In August 1976, Agent Pompeo requested that the disposition of Vasquez's petition be delayed until the currency was no longer needed as evidence in the criminal trial. On December 24, 1976, Vasquez was convicted on the felony count of making false statements, but acquitted on the misdemeanor count of importing money without filing a report. Shortly after the trial, Vasquez's attorney inquired about whether there would be any delay in acting on the petition.

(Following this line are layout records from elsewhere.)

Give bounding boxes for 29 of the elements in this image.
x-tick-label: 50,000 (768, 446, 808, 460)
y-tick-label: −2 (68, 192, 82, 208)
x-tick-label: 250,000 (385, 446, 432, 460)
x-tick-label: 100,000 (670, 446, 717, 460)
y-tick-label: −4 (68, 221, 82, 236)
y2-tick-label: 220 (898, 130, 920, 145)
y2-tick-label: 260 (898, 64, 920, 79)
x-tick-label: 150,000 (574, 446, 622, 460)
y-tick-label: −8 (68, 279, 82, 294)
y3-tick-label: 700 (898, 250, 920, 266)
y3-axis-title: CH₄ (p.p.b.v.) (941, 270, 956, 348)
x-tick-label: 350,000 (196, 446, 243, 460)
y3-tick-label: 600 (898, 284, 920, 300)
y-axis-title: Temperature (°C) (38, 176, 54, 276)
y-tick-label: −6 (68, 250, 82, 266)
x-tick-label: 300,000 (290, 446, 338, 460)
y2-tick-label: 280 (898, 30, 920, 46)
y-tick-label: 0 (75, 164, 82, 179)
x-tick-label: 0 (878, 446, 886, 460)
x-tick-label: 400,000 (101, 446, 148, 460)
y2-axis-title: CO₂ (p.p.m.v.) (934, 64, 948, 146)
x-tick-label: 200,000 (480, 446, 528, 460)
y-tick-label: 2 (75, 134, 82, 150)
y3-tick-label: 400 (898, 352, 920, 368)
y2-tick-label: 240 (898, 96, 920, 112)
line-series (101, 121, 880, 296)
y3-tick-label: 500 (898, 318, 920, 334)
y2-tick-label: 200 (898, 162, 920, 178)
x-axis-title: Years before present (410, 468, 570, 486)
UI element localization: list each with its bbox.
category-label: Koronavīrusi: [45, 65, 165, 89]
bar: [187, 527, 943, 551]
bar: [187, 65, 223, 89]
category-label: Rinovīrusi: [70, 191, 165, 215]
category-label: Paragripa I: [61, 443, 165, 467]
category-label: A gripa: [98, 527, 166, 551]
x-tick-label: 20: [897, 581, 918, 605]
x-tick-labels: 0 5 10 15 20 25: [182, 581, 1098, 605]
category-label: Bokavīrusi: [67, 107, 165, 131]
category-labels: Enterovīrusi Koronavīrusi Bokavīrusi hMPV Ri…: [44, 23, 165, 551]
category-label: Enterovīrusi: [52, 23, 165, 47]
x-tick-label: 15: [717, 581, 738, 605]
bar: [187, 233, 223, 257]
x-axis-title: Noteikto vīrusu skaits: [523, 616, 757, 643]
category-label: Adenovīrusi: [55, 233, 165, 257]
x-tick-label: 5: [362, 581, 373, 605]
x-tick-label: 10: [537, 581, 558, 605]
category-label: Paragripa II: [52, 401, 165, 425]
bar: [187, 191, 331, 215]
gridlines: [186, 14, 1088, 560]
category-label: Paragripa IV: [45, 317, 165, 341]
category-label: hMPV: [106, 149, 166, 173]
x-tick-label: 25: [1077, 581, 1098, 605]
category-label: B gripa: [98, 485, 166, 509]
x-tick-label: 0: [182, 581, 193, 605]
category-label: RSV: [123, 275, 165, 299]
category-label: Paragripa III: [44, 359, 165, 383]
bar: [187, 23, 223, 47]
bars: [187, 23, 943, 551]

On March 10, 1977, the Customs Service informed Vasquez that the forfeiture claim had been referred to the United States Attorney. Less than two weeks later, a complaint seeking forfeiture was filed under 31 U.S.C. § 1102 in the Central District of California. In response, Vasquez admitted to the factual allegations, but raised an affirmative defense that the government's delay in processing her petitions violated her right to due process. After a two-day bench trial in January 1978, the District Court found that, under the circumstances, the time that had elapsed was reasonable, and declared the currency forfeited.

===Court of Appeals===
Vasquez appealed to the United States Court of Appeals for the Ninth Circuit. Oral arguments were heard on April 2, 1980, before Circuit Judges Herbert Choy and Arthur Alarcón, and Senior District Judge Gus J. Solomon. On May 22, 1981, it ruled 2–1 in favor of Vasquez. The Court held that the 18-month delay in filing its forfeiture action was unjustified, since such seizures infringe upon property rights. The Court further held that when the necessary elements of the forfeiture were established at the time of the seizure, and when the claimant requests a speedy disposition of the claim, pending administrative or criminal proceedings cannot justify the delay. The Court ordered the dismissal of the government's forfeiture action. The Court's decision created a conflict with decisions in other circuits, where panels had held that pending administrative and criminal proceedings are relevant considerations in determining whether delays in forfeiture proceedings violate the Due Process Clause. The United States petitioned the Supreme Court to hear the case.

==Supreme Court==
Oral arguments were heard on January 18, 1983. The case was argued, on behalf of the United States, by Deputy Solicitor General Andrew L. Frey, and, on behalf of Vasquez, by Victor Sherman. On May 23, 1983, the Court held 8–1 in favor of the United States, and reversed the judgment of the Ninth Circuit. Justice O'Connor wrote for the eight-justice majority. Justice Stevens dissented.

==Notes==
1. Vasquez's felony conviction would later be reversed because court files were left in the jury deliberation room. United States v. Vasquez, 597 F.2d 192 (9th Cir. 1979).
2. Senior United States District Judge Gus Jerome Solomon for the District Court for the District of Oregon sat by designation.